Decíamos antes que la mayoría de las cosas las hacemos porque nos las
mandan (los padres cuando se es joven, los superiores o las leyes cuando se es
adulto), porque se acostumbra a hacerlas así (a veces la rutina nos la imponen los
demás con su ejemplo y su presión —miedo al ridículo, censura, chismorreo, deseo
de aceptación en el grupo,...— y otras veces nos la creamos nosotros mismos), porque
son un medio para conseguir lo que queremos (como tomar el autobús para ir al
colegio) o sencillamente porque nos da la ventolera o el capricho de hacerlas así, sin
más ni más. Pero resulta que en ocasiones importantes o cuando nos tomamos lo que
vamos a hacer verdaderamente en serio, todas estas motivaciones corrientes resultan
insatisfactorias: vamos, que saben a poco, como suele decirse.

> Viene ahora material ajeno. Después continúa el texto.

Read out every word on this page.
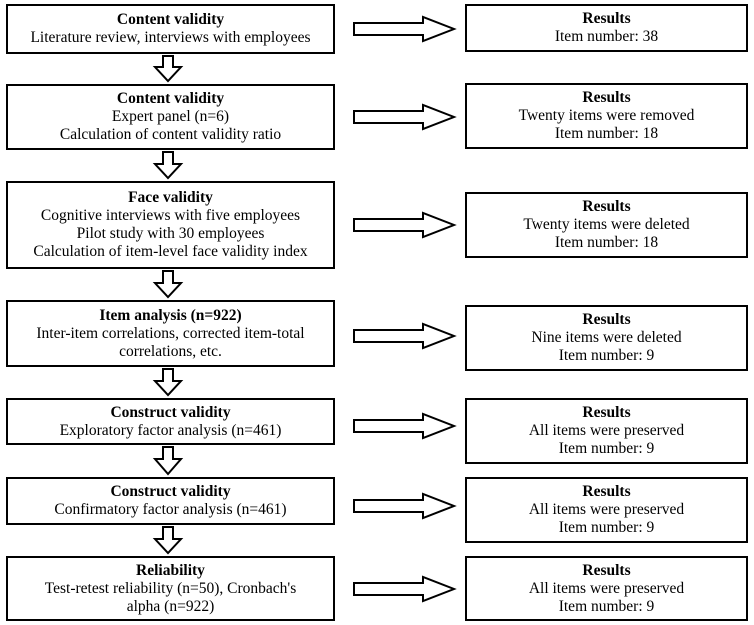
Content validity
Literature review, interviews with employees
Results
Item number: 38
Content validity
Expert panel (n=6)
Calculation of content validity ratio
Results
Twenty items were removed
Item number: 18
Face validity
Cognitive interviews with five employees
Pilot study with 30 employees
Calculation of item-level face validity index
Results
Twenty items were deleted
Item number: 18
Item analysis (n=922)
Inter-item correlations, corrected item-total
correlations, etc.
Results
Nine items were deleted
Item number: 9
Construct validity
Exploratory factor analysis (n=461)
Results
All items were preserved
Item number: 9
Construct validity
Confirmatory factor analysis (n=461)
Results
All items were preserved
Item number: 9
Reliability
Test-retest reliability (n=50), Cronbach's
alpha (n=922)
Results
All items were preserved
Item number: 9
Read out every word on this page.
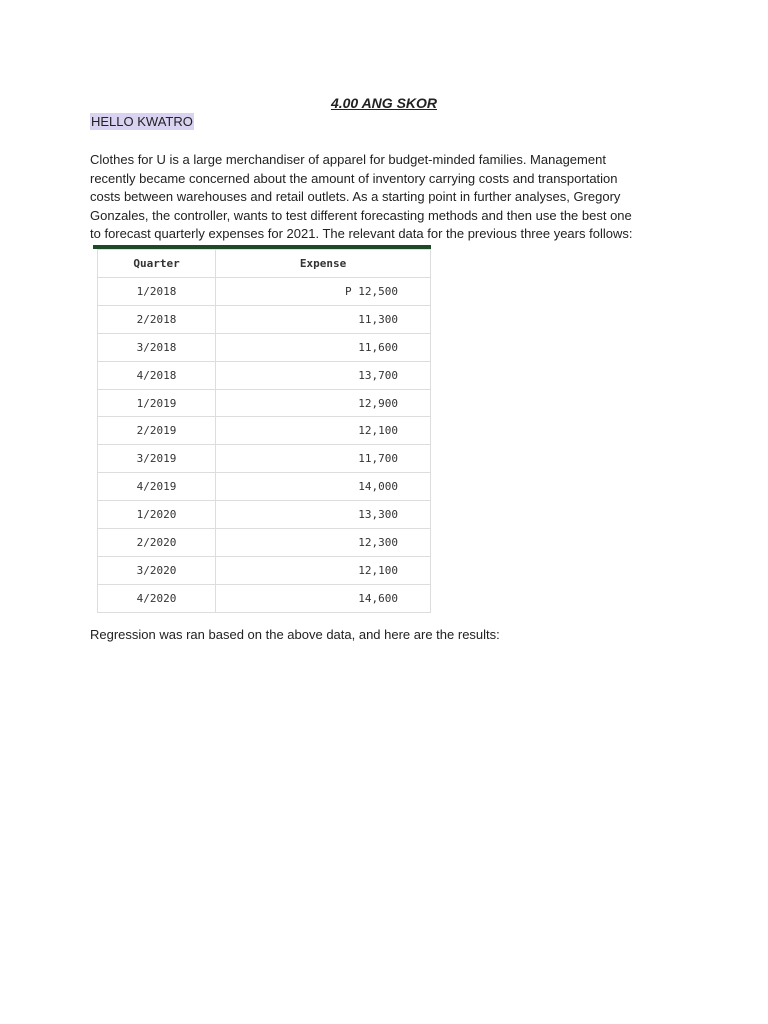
4.00 ANG SKOR
HELLO KWATRO

Clothes for U is a large merchandiser of apparel for budget-minded families. Management
recently became concerned about the amount of inventory carrying costs and transportation
costs between warehouses and retail outlets. As a starting point in further analyses, Gregory
Gonzales, the controller, wants to test different forecasting methods and then use the best one
to forecast quarterly expenses for 2021. The relevant data for the previous three years follows:

Quarter	Expense
1/2018	P 12,500
2/2018	11,300
3/2018	11,600
4/2018	13,700
1/2019	12,900
2/2019	12,100
3/2019	11,700
4/2019	14,000
1/2020	13,300
2/2020	12,300
3/2020	12,100
4/2020	14,600
Regression was ran based on the above data, and here are the results:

Cuando tiene uno que salir a exponer el pellejo junto a las murallas de Troya
desafiando el ataque de Aquiles, como hizo Héctor; o cuando hay que decidir entre
tirar al mar la carga para salvar a la tripulación o tirar a unos cuantos de la tripulación
para salvar la carga; o... en casos semejantes, aunque no sean tan dramáticos (por
ejemplo sencillito: ¿debo votar al político que considero mejor para la mayoría del país,
aunque perjudique con su subida de impuestos mis intereses personales, o apoyar al
que me permite forrarme mas a gusto y los demás que espabilen?), ni órdenes ni
costumbres bastan y no son cuestiones de capricho. El comandante nazi del campo
de concentración al que acusan de una matanza de judíos intenta excusarse diciendo
que «cumplió órdenes», pero a mí, sin embargo, no me convence esa justificación; en
ciertos países es costumbre no alquilar un piso a negros por su color de piel o a
homosexuales por su preferencia amorosa, pero por mucho que sea habitual tal
discriminación sigue sin parecerme aceptable; el capricho de irse a pasar unos días en
la playa es muy comprensible, pero si uno tiene a un bebé a su cargo y lo deja sin
cuidado durante un fin de semana, semejante capricho ya no resulta simpático sino
criminal. ¿No opinas lo mismo que yo en estos casos?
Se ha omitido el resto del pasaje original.